Liquid-Liquid Critical Phenomena

Don Jacobs

Critical Phenomena provides intriguing and essential insight into many issues in condensed matter physics because of the many length scales involved. As a system approaches its critical point, molecules begin to "stick together" and their finite volume becomes significant, which results in a density fluctuation or "droplet". These droplet sizes vary spatially and temporally; however, an average size, or correlation length, of these droplets diverges close to the critical point as a power of (T - Tc)/Tc, the reduced temperature. The power is called the critical exponent. Very close to the critical point, these droplets become several thousand angstroms across and at the critical point, the droplets become infinite in size and a second phase forms. This phenomenon is easily observed as a milkiness (called critical opalescence) and is readily measured by light scattering in a turbidity experiment.

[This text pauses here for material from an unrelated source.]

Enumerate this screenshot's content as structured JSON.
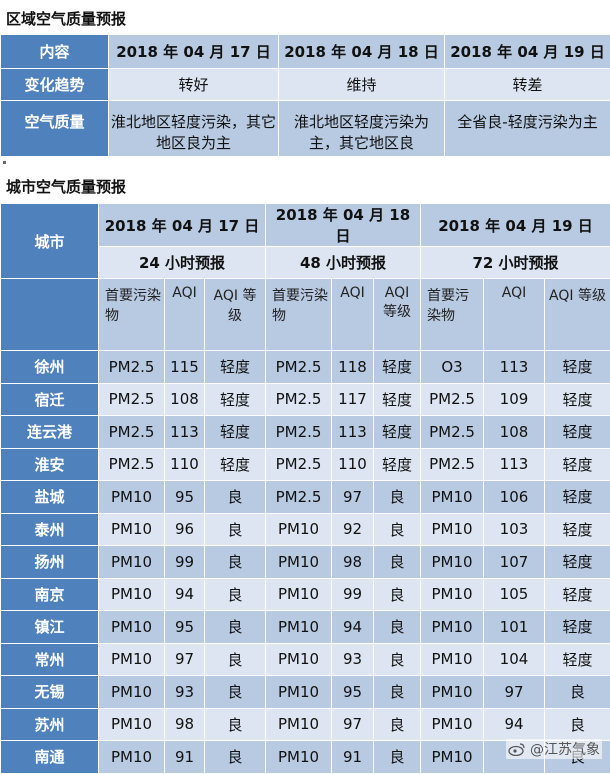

Remarkably, vastly different system types involving distinctly different materials share a common universal behavior near the critical point, such as the same value of the critical exponent. Since the correlation length is very large near the critical point compared to the molecular size, the behavior of a system is not determined by the type of molecule but by its collective, critical behavior. Physical phenomena describing a system close to its critical point have a universal form independent of the system involved; however, the location of the critical point (critical temperature, density, and pressure) depends on the specific substance. The current consensus is that liquid-gas, binary fluid mixtures, uniaxial ferromagnetism, polymer-solvent, and protein solutions all belong to the same universality class-the three-dimensional Ising model. The diversity of critical systems that can be described by universal relations indicates that experimental measurements on one system should yield the same information as on another.

We are actively pursuing two experiments on branched polymers in a weak solvent. One experiment measures the amount of light that is not scattered by the concentration fluctuations (droplets) and thus determines the turbidity of the sample. Theory allows the correlation length to be determined from the turbidity at various temperatures near the critical point. We can test numerous universal relations that are predicted by theory to hold even in this complex system.

A second experiment would determine how much polymer is in each of the two phases when below the critical temperature. This experiment also determines amplitudes and exponents that can be combined with those from the turbidity experiment to test predictions. This experiment is still being developed and needs someone comfortable with programming (you will learn LabVIEW) and with mechanical systems. These experiments are funded by a Petroleum Research Fund grant.